The latter half of the nineteenth century is notorious among American historians for shady and tumultuous politics, particularly during presidential elections. The U.S. Marshal Service during this time was charged with monitoring polls on election days to ensure that the process ran smoothly and fairly. For many, especially for the marshals in the Southern states, this task was a heady one: African Americans had been given suffrage rights by the Constitution, but were still being turned away at the polls by state officials.
Upon looking at the “Appointment Files for Judicial Districts” series, I observed that the struggles at the polls were emphasized by the records as the focal point of several controversies involving federal and state authority. I was perusing through one particular case of a marshal in Missouri who was accused of acting outside his jurisdiction by enforcing fair elections when I noticed an interesting parallel to another case I had been looking for. This marshal’s name was J.E.D. Couzins of St. Louis, who shared the last name and hometown of the famous Phoebe Couzins, the first female marshal and the first female to pass a U.S. Bar Exam. J.E.D. Couzins was Phoebe’s father, and was the one who appointed her to the office of Deputy Marshal for Missouri.
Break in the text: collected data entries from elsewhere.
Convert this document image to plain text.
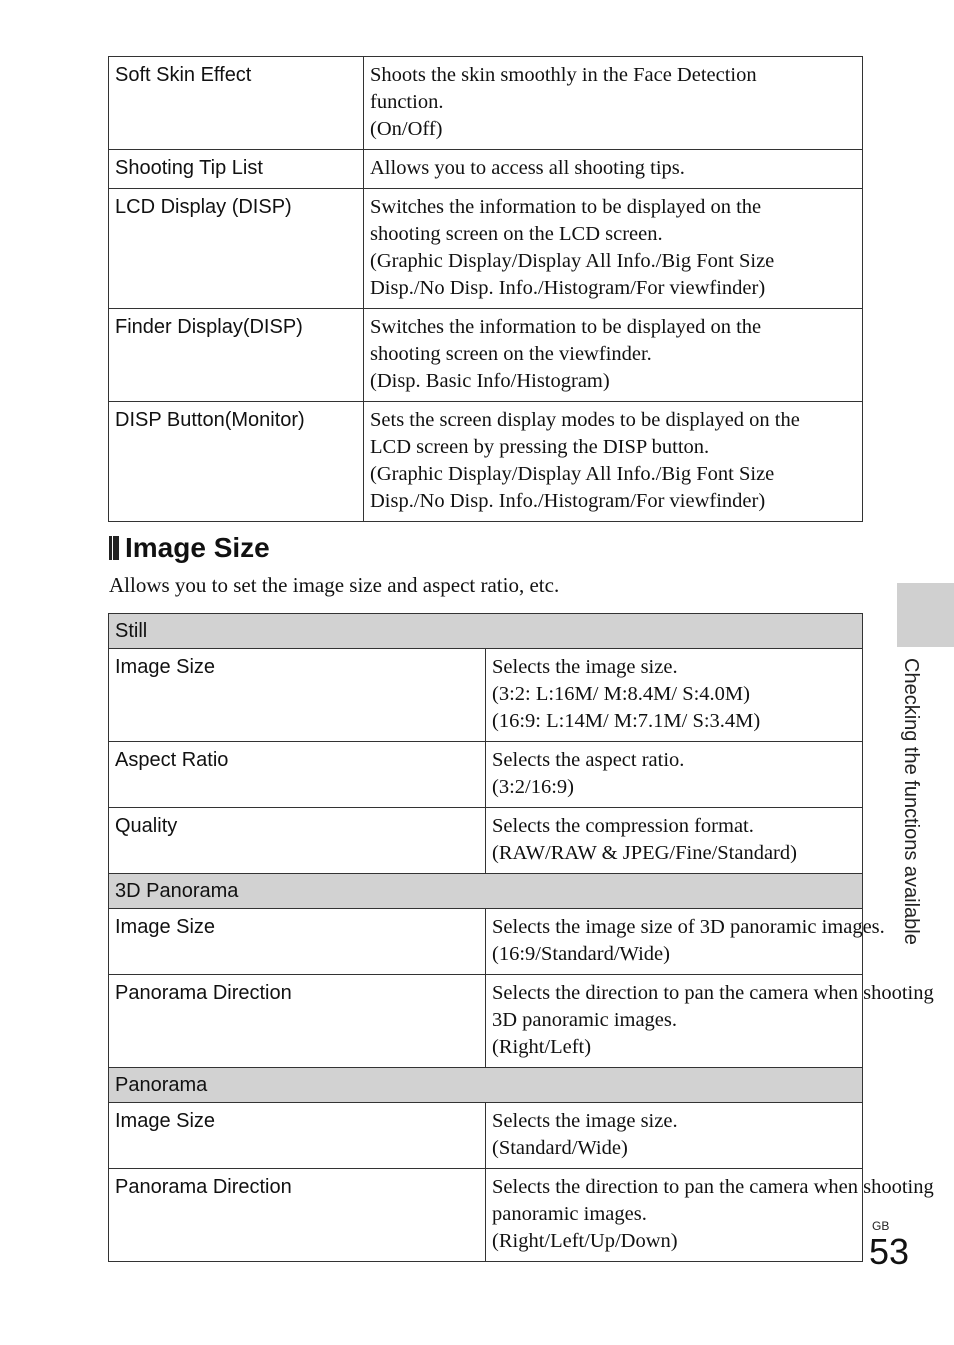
Soft Skin Effect	Shoots the skin smoothly in the Face Detection
function.
(On/Off)

Shooting Tip List	Allows you to access all shooting tips.

LCD Display (DISP)	Switches the information to be displayed on the
shooting screen on the LCD screen.
(Graphic Display/Display All Info./Big Font Size
Disp./No Disp. Info./Histogram/For viewfinder)

Finder Display(DISP)	Switches the information to be displayed on the
shooting screen on the viewfinder.
(Disp. Basic Info/Histogram)

DISP Button(Monitor)	Sets the screen display modes to be displayed on the
LCD screen by pressing the DISP button.
(Graphic Display/Display All Info./Big Font Size
Disp./No Disp. Info./Histogram/For viewfinder)
Image Size
Allows you to set the image size and aspect ratio, etc.
Still	
Image Size	Selects the image size.
(3:2: L:16M/ M:8.4M/ S:4.0M)
(16:9: L:14M/ M:7.1M/ S:3.4M)

Aspect Ratio	Selects the aspect ratio.
(3:2/16:9)

Quality	Selects the compression format.
(RAW/RAW & JPEG/Fine/Standard)

3D Panorama	
Image Size	Selects the image size of 3D panoramic images.
(16:9/Standard/Wide)

Panorama Direction	Selects the direction to pan the camera when shooting
3D panoramic images.
(Right/Left)

Panorama	
Image Size	Selects the image size.
(Standard/Wide)

Panorama Direction	Selects the direction to pan the camera when shooting
panoramic images.
(Right/Left/Up/Down)
Checking the functions available
GB
53
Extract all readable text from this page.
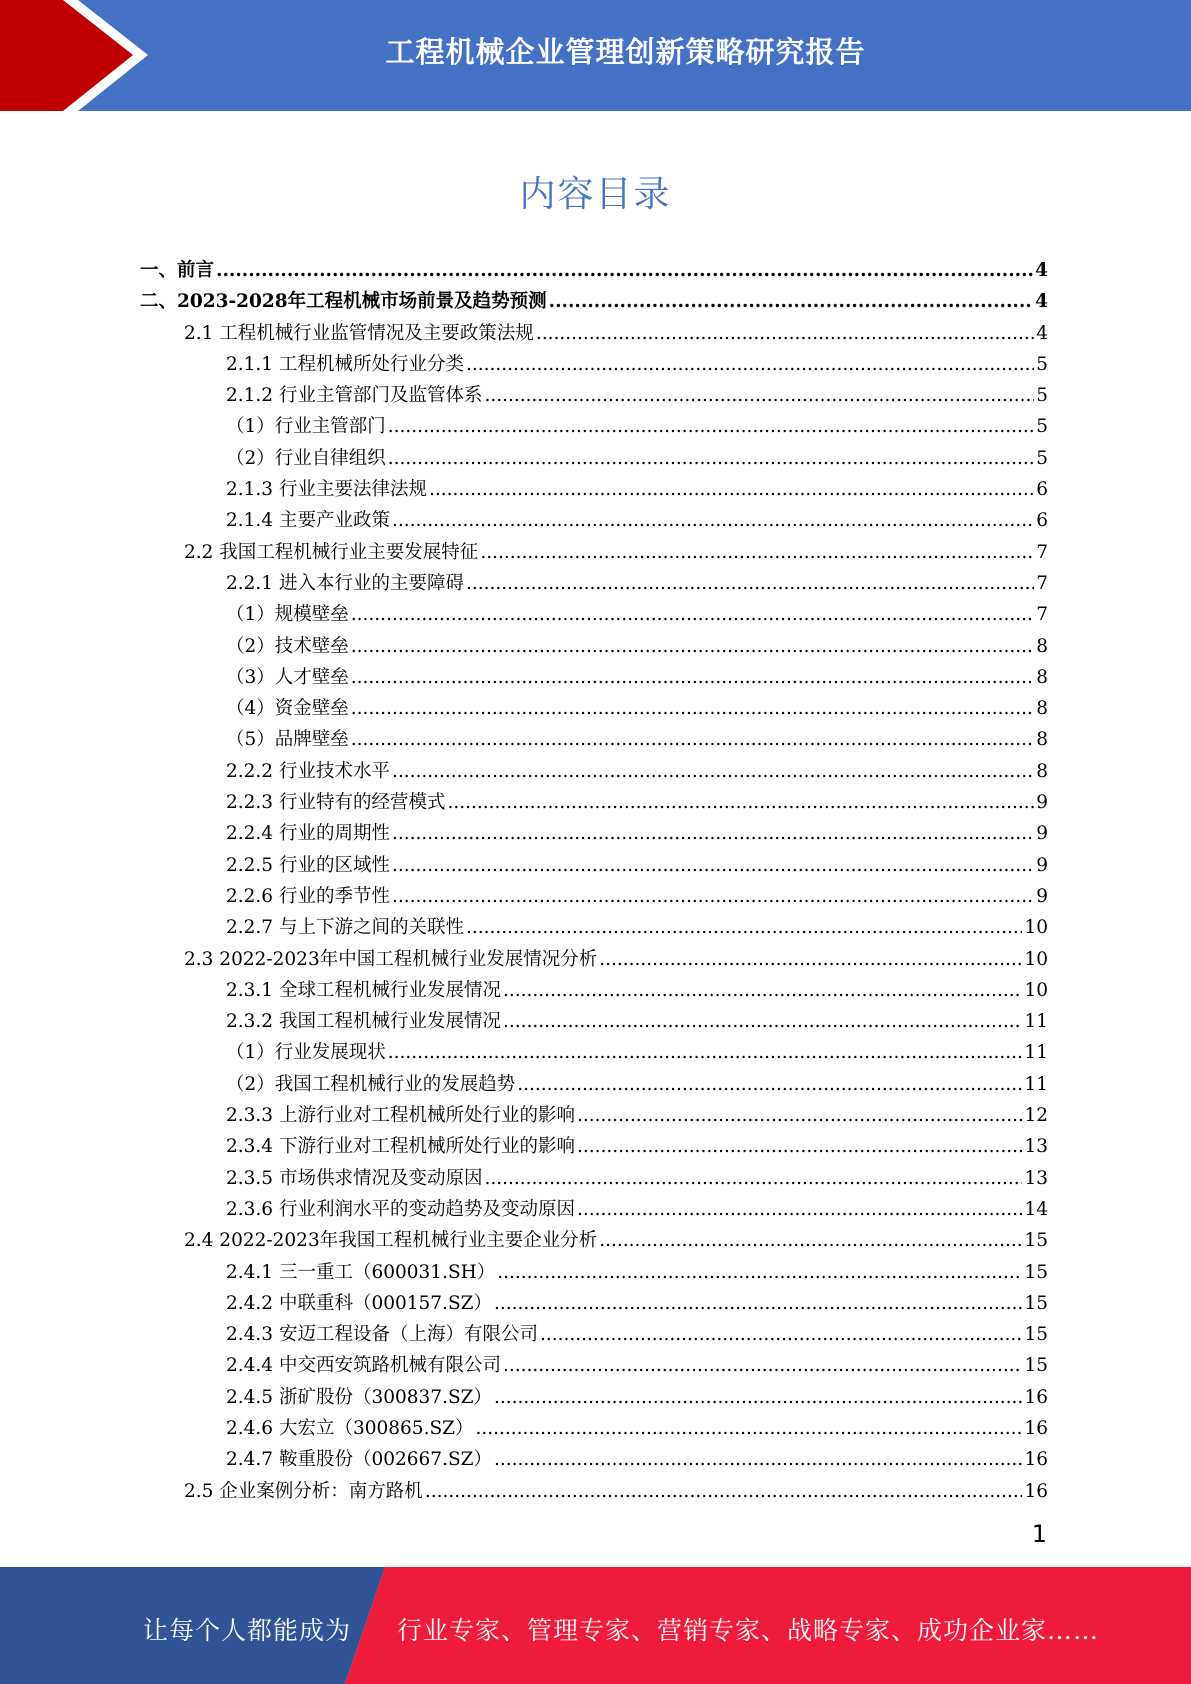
工程机械企业管理创新策略研究报告
内容目录
一、前言 .....	4
二、2023-2028年工程机械市场前景及趋势预测 .....	4
2.1 工程机械行业监管情况及主要政策法规 .....	4
2.1.1 工程机械所处行业分类 .....	5
2.1.2 行业主管部门及监管体系 .....	5
（1）行业主管部门 .....	5
（2）行业自律组织 .....	5
2.1.3 行业主要法律法规 .....	6
2.1.4 主要产业政策 .....	6
2.2 我国工程机械行业主要发展特征 .....	7
2.2.1 进入本行业的主要障碍 .....	7
（1）规模壁垒 .....	7
（2）技术壁垒 .....	8
（3）人才壁垒 .....	8
（4）资金壁垒 .....	8
（5）品牌壁垒 .....	8
2.2.2 行业技术水平 .....	8
2.2.3 行业特有的经营模式 .....	9
2.2.4 行业的周期性 .....	9
2.2.5 行业的区域性 .....	9
2.2.6 行业的季节性 .....	9
2.2.7 与上下游之间的关联性 .....	10
2.3 2022-2023年中国工程机械行业发展情况分析 .....	10
2.3.1 全球工程机械行业发展情况 .....	10
2.3.2 我国工程机械行业发展情况 .....	11
（1）行业发展现状 .....	11
（2）我国工程机械行业的发展趋势 .....	11
2.3.3 上游行业对工程机械所处行业的影响 .....	12
2.3.4 下游行业对工程机械所处行业的影响 .....	13
2.3.5 市场供求情况及变动原因 .....	13
2.3.6 行业利润水平的变动趋势及变动原因 .....	14
2.4 2022-2023年我国工程机械行业主要企业分析 .....	15
2.4.1 三一重工（600031.SH） .....	15
2.4.2 中联重科（000157.SZ） .....	15
2.4.3 安迈工程设备（上海）有限公司 .....	15
2.4.4 中交西安筑路机械有限公司 .....	15
2.4.5 浙矿股份（300837.SZ） .....	16
2.4.6 大宏立（300865.SZ） .....	16
2.4.7 鞍重股份（002667.SZ） .....	16
2.5 企业案例分析：南方路机 .....	16
1
让每个人都能成为 行业专家、管理专家、营销专家、战略专家、成功企业家……
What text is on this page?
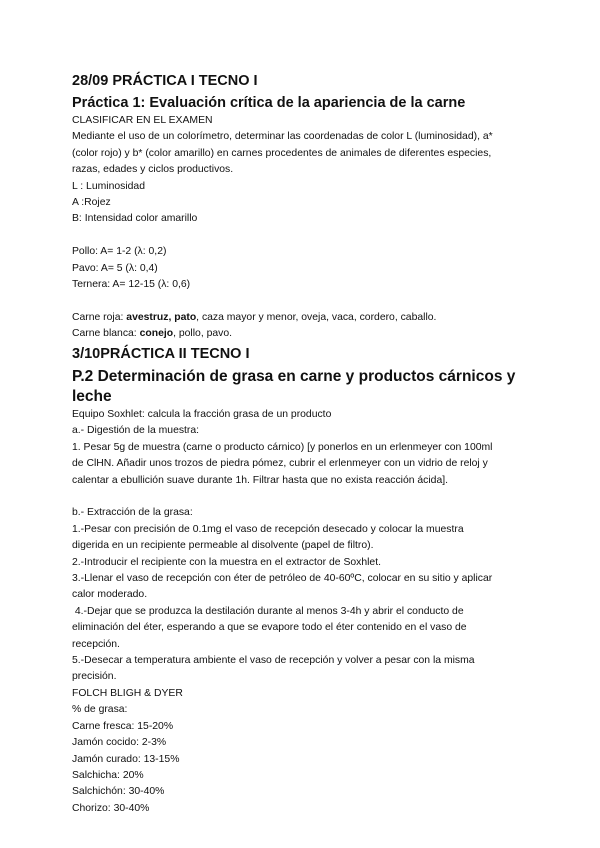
28/09 PRÁCTICA I TECNO I
Práctica 1: Evaluación crítica de la apariencia de la carne

CLASIFICAR EN EL EXAMEN

Mediante el uso de un colorímetro, determinar las coordenadas de color L (luminosidad), a*

(color rojo) y b* (color amarillo) en carnes procedentes de animales de diferentes especies,

razas, edades y ciclos productivos.

L : Luminosidad

A :Rojez

B: Intensidad color amarillo

Pollo: A= 1-2 (λ: 0,2)

Pavo: A= 5 (λ: 0,4)

Ternera: A= 12-15 (λ: 0,6)

Carne roja: avestruz, pato, caza mayor y menor, oveja, vaca, cordero, caballo.

Carne blanca: conejo, pollo, pavo.

3/10PRÁCTICA II TECNO I
P.2 Determinación de grasa en carne y productos cárnicos y
leche

Equipo Soxhlet: calcula la fracción grasa de un producto

a.- Digestión de la muestra:

1. Pesar 5g de muestra (carne o producto cárnico) [y ponerlos en un erlenmeyer con 100ml

de ClHN. Añadir unos trozos de piedra pómez, cubrir el erlenmeyer con un vidrio de reloj y

calentar a ebullición suave durante 1h. Filtrar hasta que no exista reacción ácida].

b.- Extracción de la grasa:

1.-Pesar con precisión de 0.1mg el vaso de recepción desecado y colocar la muestra

digerida en un recipiente permeable al disolvente (papel de filtro).

2.-Introducir el recipiente con la muestra en el extractor de Soxhlet.

3.-Llenar el vaso de recepción con éter de petróleo de 40-60ºC, colocar en su sitio y aplicar

calor moderado.

4.-Dejar que se produzca la destilación durante al menos 3-4h y abrir el conducto de

eliminación del éter, esperando a que se evapore todo el éter contenido en el vaso de

recepción.

5.-Desecar a temperatura ambiente el vaso de recepción y volver a pesar con la misma

precisión.

FOLCH BLIGH & DYER

% de grasa:

Carne fresca: 15-20%

Jamón cocido: 2-3%

Jamón curado: 13-15%

Salchicha: 20%

Salchichón: 30-40%

Chorizo: 30-40%
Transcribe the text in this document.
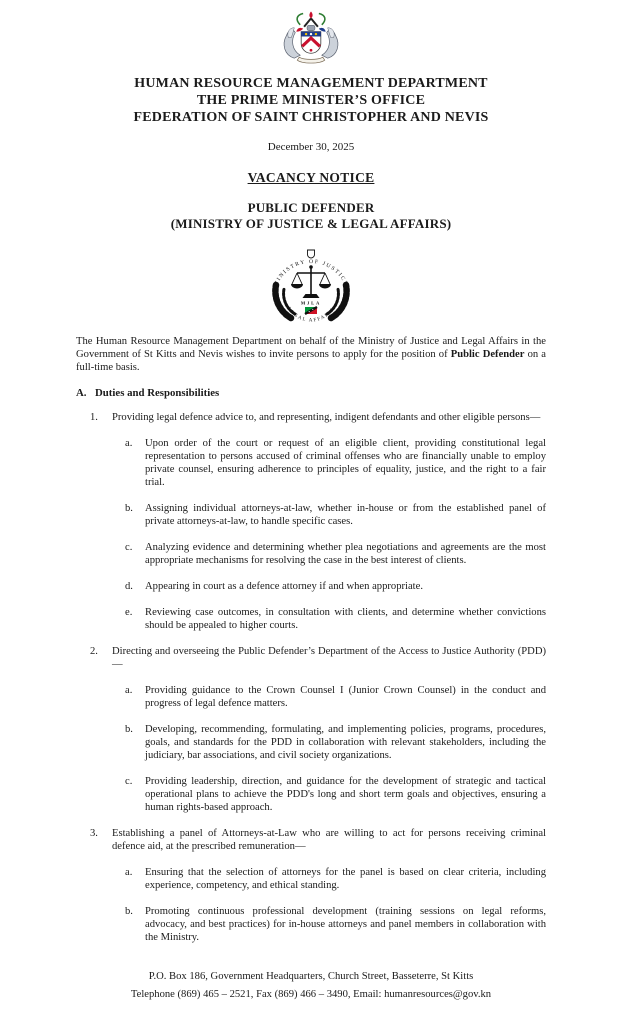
HUMAN RESOURCE MANAGEMENT DEPARTMENT
THE PRIME MINISTER’S OFFICE
FEDERATION OF SAINT CHRISTOPHER AND NEVIS
December 30, 2025
VACANCY NOTICE
PUBLIC DEFENDER
(MINISTRY OF JUSTICE & LEGAL AFFAIRS)
MINISTRY OF JUSTICE
LEGAL AFFAIRS
MJLA

The Human Resource Management Department on behalf of the Ministry of Justice and Legal Affairs in the Government of St Kitts and Nevis wishes to invite persons to apply for the position of Public Defender on a full-time basis.

A. Duties and Responsibilities
1. Providing legal defence advice to, and representing, indigent defendants and other eligible persons—
a. Upon order of the court or request of an eligible client, providing constitutional legal representation to persons accused of criminal offenses who are financially unable to employ private counsel, ensuring adherence to principles of equality, justice, and the right to a fair trial.
b. Assigning individual attorneys-at-law, whether in-house or from the established panel of private attorneys-at-law, to handle specific cases.
c. Analyzing evidence and determining whether plea negotiations and agreements are the most appropriate mechanisms for resolving the case in the best interest of clients.
d. Appearing in court as a defence attorney if and when appropriate.
e. Reviewing case outcomes, in consultation with clients, and determine whether convictions should be appealed to higher courts.
2. Directing and overseeing the Public Defender’s Department of the Access to Justice Authority (PDD)—
a. Providing guidance to the Crown Counsel I (Junior Crown Counsel) in the conduct and progress of legal defence matters.
b. Developing, recommending, formulating, and implementing policies, programs, procedures, goals, and standards for the PDD in collaboration with relevant stakeholders, including the judiciary, bar associations, and civil society organizations.
c. Providing leadership, direction, and guidance for the development of strategic and tactical operational plans to achieve the PDD's long and short term goals and objectives, ensuring a human rights-based approach.
3. Establishing a panel of Attorneys-at-Law who are willing to act for persons receiving criminal defence aid, at the prescribed remuneration—
a. Ensuring that the selection of attorneys for the panel is based on clear criteria, including experience, competency, and ethical standing.
b. Promoting continuous professional development (training sessions on legal reforms, advocacy, and best practices) for in-house attorneys and panel members in collaboration with the Ministry.
P.O. Box 186, Government Headquarters, Church Street, Basseterre, St Kitts
Telephone (869) 465 – 2521, Fax (869) 466 – 3490, Email: humanresources@gov.kn
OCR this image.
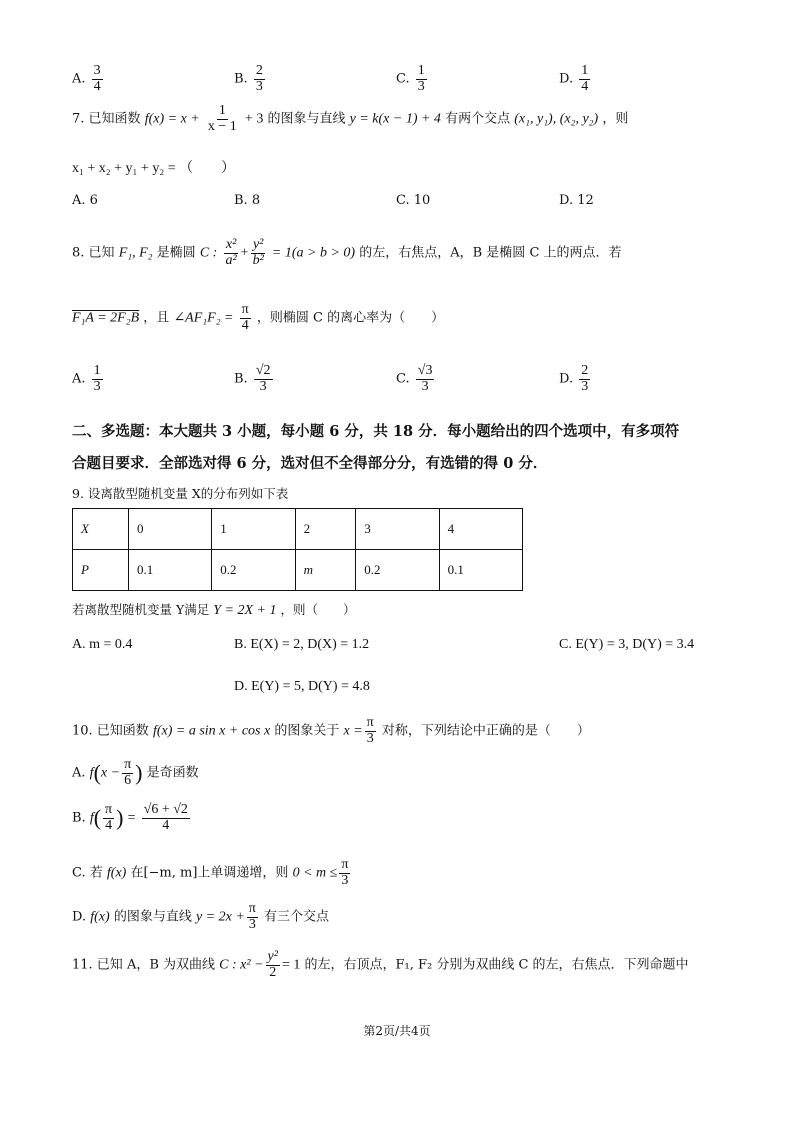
A. $\frac{3}{4}$	B. $\frac{2}{3}$	C. $\frac{1}{3}$	D. $\frac{1}{4}$
7. 已知函数 $f(x) = x + \frac{1}{x - 1} + 3$ 的图象与直线 y = k(x − 1) + 4 有两个交点 (x₁, y₁), (x₂, y₂) ，则
x₁ + x₂ + y₁ + y₂ = （　　）
A. 6	B. 8	C. 10	D. 12
8. 已知 F₁, F₂ 是椭圆 C : $\frac{\text{x²}}{\text{a²}} + \frac{\text{y²}}{\text{b²}} = 1(a > b > 0)$ 的左，右焦点，A，B 是椭圆 C 上的两点．若
F₁A = 2F₂B ，且 ∠AF₁F₂ = $\frac{\pi}{4}$ ，则椭圆 C 的离心率为（　　）
A. $\frac{1}{3}$	B. $\frac{√2}{3}$	C. $\frac{√3}{3}$	D. $\frac{2}{3}$
二、多选题：本大题共 3 小题，每小题 6 分，共 18 分．每小题给出的四个选项中，有多项符
合题目要求．全部选对得 6 分，选对但不全得部分分，有选错的得 0 分．
9. 设离散型随机变量 X的分布列如下表
X	0	1	2	3	4
P	0.1	0.2	m	0.2	0.1
若离散型随机变量 Y满足 Y = 2X + 1 ，则（　　）
A. m = 0.4	B. E(X) = 2, D(X) = 1.2	C. E(Y) = 3, D(Y) = 3.4
D. E(Y) = 5, D(Y) = 4.8
10. 已知函数 f(x) = a sin x + cos x 的图象关于 $x = \frac{\pi}{3}$ 对称，下列结论中正确的是（　　）
A. $f(x - \frac{\pi}{6}$ ) 是奇函数
B. $f( \frac{\pi}{4}$ ) = $\frac{√6 + √2}{4}$
C. 若 f(x) 在[−m, m]上单调递增，则 $0 < m \le \frac{\pi}{3}$
D. f(x) 的图象与直线 $y = 2x + \frac{\pi}{3}$ 有三个交点
11. 已知 A，B 为双曲线 C : $x^2 - \frac{\text{y²}}{2} = 1$ 的左，右顶点，F₁, F₂ 分别为双曲线 C 的左，右焦点．下列命题中
第2页/共4页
The circumstances of her appointment were also very interesting. The Election of 1884, during J.E.D. Couzins’s stint as Marshal, promised to be tumultuous and controversial. Black suffrage was a relatively new concept and political tensions were at an all-time high. Marshal Couzins took it upon himself to appoint several special deputies for the sole purpose of monitoring the legality of all votes cast and maintaining order. He issued a pamphlet with explicit instructions for his deputies (among them, daughter Phoebe), including orders to immediately arrest anyone casting an illegal vote, to prevent illegal votes from being submitted at all costs, and to arrest anyone who caused any disturbance in the polling area.
The act of appointing special deputies with free rein was not received well by several critics and state officials. Many asserted that it was unconstitutional for a marshal to appoint deputies for elections when there would already be state-appointed “elections supervisors” present. Others took issue with the nature of the instructions, saying that marshals had no authority to immediately arrest individuals (without a warrant) who were merely suspected of casting an illegal vote. These actions themselves were seen as interfering with the electoral process and should be restricted. This controversy was the ultimate demise of Couzins’ career as Marshal. His daughter, Phoebe, however, remained in the service at the request of several St. Louis citizens.
Even though she was appointed for such a controversial reason, she went on to add another “first” to her list: first female Marshal of the United States.
This post is based on documentation found in the series Appointment Files for Judicial Districts, 1853-1905, (NAID 734590), Office of the Attorney General, Department of Justice. Record Group 60, General Records of the Department of Justice.
One thought on “Elections and Connections: The Appointment of Phoebe Couzins, the First Female Marshal”
Hi – I thought that John E.D. Couzins died in office and that’s why Phoebe filled in for him. Is this true or not? The article makes it sound like Couzins was dismissed from the Marshal’s Service.